Но самая интересная книга из всех, что я прочитал до сих пор, — это „Дон Кихот“ Сервантеса. Почему я считаю ее самой-самой? Прежде всего, она очень смешная… и в то же время очень, очень трогательная. Я могу в этом признаться, не стыдясь, — я плакал, когда дошел до места, где Дон Кихот держит речь перед пастухами. И еще я плакал в самом конце, там, где описывается его смерть. И еще в нескольких местах. Но конечно, я не только плакал — много, очень много раз я смеялся, также до слез. По-моему, эта книга обо всем человечестве, о каждом из нас… даже о моем папе… даже обо мне. Каждый из нас бывает то Дон Кихотом, то Санчо Пансой, а иногда и тем и другим вместе. Какая глубокая идея! Сервантес — самый великий писатель из всех, кого я читал. Я сказал об этом отцу, и он со мной согласился. Мама тоже; но она больше всего на свете любит Гете. И по ее просьбе я прочитал „Страдания молодого Вертера“. Это тоже замечательная книга. Но вот „Фауста“ я не одолел. Там для меня слишком много философии и слишком сложные рифмы»…


На Песах того же, 1936 года арабы снова развернули террор против евреев. И снова у дома на холме появились укрепления в виде мешков с песком — на восточном склоне, только на этот раз позицию защищали уже не шесть, а двенадцать человек.

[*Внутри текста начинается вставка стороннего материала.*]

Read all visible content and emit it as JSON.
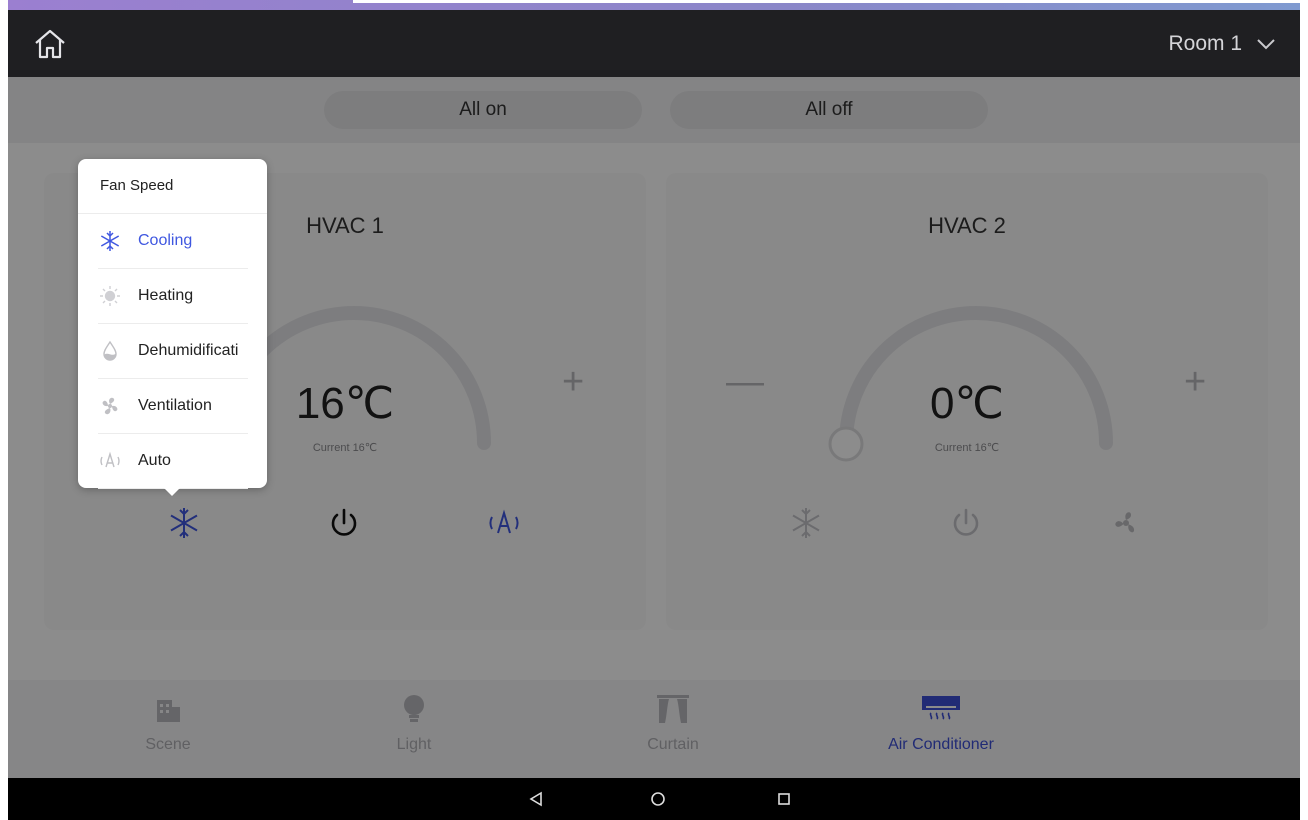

Потому ли, что их было так много, или потому, что времена настали другие, но вела себя эта дюжина довольно развязно. Они никого ни о чем не спрашивали: прежде всего расчистили себе место под навесом, где хранился инструмент, притащив толстые жерди, предназначенные для ограды, накрыли все это щитами, соорудив таким образом длинный стол, за которым тут же расселись, ожидая обеда; в дальнейшем они так же без спросу брали лопаты, мотыги и прочий инструмент и с удовольствием плескались в водоеме. Абрамовы молча терпели все это самоуправство. Но одним прекрасным утром Александр вышел во двор и обратился к одному из защитников, который командовал остальными.

— Вот что, — сказал он. — Это наш дом, и порядки в нем тоже наши. Если вам это не нравится, уходите — мы защитим себя сами. Если кто хочет купаться, извольте сначала вымыться: кран во дворе. Это первое. Еще. Я прошу никого не ходить в конюшню. И не кормить лошадей хлебом. Они не голодные, их кормят. Так же, как и вас.

— Ты забыл про третье, — сказал волонтер. — Тебе не мешало бы появиться со своими речами во дворе, когда мы набиваем мешки песком и таскаем их на своем горбу.

— У вас свои обязанности, — сказал Александр, — у меня свои. Прежде всего, я должен приготовить уроки. Когда я их сделаю, я приду.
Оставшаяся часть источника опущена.